I could feel the storm coming. The energy of it tickled my fingertips. Its pressure warmed my skin even as the swirling winds cooled the air. The remnants of a hurricane slowly churned closer and closer until the clouds blocked the sun and the rain began to fall.
The storm no longer held the punch it had wielded weeks before. It had become sluggish and weak as it drew nearer land. Despite our need for rain, we were all grateful for that. Rain was needed, yes, but not at the expense of a devastating hurricane. And yet, despite its docile approach, I could still feel the storm coming.

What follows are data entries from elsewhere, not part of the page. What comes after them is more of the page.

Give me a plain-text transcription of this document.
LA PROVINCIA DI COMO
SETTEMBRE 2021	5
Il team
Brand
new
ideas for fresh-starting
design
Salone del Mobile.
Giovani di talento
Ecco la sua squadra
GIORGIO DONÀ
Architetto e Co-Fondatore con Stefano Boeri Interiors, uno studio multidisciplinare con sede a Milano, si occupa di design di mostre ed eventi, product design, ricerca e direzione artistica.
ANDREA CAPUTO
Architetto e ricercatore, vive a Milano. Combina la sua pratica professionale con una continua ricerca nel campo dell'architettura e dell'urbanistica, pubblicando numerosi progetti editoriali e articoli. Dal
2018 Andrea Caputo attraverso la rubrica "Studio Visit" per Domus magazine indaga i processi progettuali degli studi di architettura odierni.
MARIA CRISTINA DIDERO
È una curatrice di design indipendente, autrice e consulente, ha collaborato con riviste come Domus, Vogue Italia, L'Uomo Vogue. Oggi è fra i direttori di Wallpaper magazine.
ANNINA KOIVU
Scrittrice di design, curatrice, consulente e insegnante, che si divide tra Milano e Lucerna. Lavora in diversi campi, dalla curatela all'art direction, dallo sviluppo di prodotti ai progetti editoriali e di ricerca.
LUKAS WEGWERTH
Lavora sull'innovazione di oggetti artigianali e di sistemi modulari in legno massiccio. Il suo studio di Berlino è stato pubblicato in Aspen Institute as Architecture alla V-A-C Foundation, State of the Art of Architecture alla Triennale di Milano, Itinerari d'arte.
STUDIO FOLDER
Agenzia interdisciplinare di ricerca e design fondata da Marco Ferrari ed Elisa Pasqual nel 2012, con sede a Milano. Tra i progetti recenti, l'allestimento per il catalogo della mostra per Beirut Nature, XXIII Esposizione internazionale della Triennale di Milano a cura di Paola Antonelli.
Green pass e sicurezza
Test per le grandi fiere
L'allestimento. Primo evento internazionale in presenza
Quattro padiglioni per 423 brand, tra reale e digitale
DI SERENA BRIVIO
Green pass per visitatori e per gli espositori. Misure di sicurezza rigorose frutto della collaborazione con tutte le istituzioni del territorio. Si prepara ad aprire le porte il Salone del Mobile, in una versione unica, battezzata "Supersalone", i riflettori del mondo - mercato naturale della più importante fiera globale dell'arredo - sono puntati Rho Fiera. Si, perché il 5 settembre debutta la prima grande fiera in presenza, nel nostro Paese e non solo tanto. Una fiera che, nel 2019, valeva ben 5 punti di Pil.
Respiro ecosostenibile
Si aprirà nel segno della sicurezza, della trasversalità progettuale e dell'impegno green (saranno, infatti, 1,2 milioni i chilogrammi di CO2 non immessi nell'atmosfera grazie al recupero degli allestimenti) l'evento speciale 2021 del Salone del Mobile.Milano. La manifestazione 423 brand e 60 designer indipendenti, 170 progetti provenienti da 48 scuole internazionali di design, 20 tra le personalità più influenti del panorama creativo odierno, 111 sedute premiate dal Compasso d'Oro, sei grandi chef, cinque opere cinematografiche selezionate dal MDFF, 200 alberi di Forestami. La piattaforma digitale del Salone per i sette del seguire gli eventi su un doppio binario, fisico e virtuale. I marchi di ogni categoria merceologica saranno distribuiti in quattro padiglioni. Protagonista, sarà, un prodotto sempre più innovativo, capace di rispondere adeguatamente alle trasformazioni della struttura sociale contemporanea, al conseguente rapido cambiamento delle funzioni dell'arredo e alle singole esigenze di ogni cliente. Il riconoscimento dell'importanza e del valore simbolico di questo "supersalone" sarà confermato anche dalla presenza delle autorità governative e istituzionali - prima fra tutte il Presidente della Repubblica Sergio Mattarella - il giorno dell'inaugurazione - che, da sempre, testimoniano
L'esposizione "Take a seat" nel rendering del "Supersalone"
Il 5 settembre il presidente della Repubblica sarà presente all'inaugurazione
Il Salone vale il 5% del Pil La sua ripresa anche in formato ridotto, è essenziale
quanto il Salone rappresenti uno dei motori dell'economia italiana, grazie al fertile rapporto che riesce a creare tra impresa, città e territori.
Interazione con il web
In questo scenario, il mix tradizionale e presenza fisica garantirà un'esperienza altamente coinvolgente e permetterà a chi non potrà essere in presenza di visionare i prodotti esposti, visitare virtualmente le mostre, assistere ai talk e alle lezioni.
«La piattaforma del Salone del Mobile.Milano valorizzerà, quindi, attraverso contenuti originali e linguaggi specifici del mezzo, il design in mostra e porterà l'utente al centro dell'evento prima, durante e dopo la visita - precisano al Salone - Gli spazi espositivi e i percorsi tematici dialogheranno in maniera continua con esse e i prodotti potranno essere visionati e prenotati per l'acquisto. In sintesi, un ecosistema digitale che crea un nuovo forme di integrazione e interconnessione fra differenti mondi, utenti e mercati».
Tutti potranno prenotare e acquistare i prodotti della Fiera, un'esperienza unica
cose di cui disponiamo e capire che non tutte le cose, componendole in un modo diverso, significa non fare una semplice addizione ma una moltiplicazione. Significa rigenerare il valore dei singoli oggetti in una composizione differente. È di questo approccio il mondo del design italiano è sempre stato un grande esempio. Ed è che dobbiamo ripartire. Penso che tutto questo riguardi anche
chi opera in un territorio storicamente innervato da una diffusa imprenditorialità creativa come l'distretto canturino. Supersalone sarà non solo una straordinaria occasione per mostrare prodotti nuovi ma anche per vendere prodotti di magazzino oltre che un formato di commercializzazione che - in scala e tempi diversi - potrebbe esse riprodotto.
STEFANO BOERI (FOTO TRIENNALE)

Perhaps it was the amount of time since our last storm of any measure that allowed me to be so sensitive to the current ones approach. It had been months and I was desperate for a change, desperate for the cleansing relief of a rain washing over me and my small part of the world. Or perhaps there was something different about this storm and I would have felt it regardless. It no longer was a hurricane but it carried the DNA of one. It held the memory of the power and fury of its youth.
Sometimes that’s all that is needed, a memory, to become again what you once were.
I could feel the storm coming and I wondered, when it arrived, how it would show itself.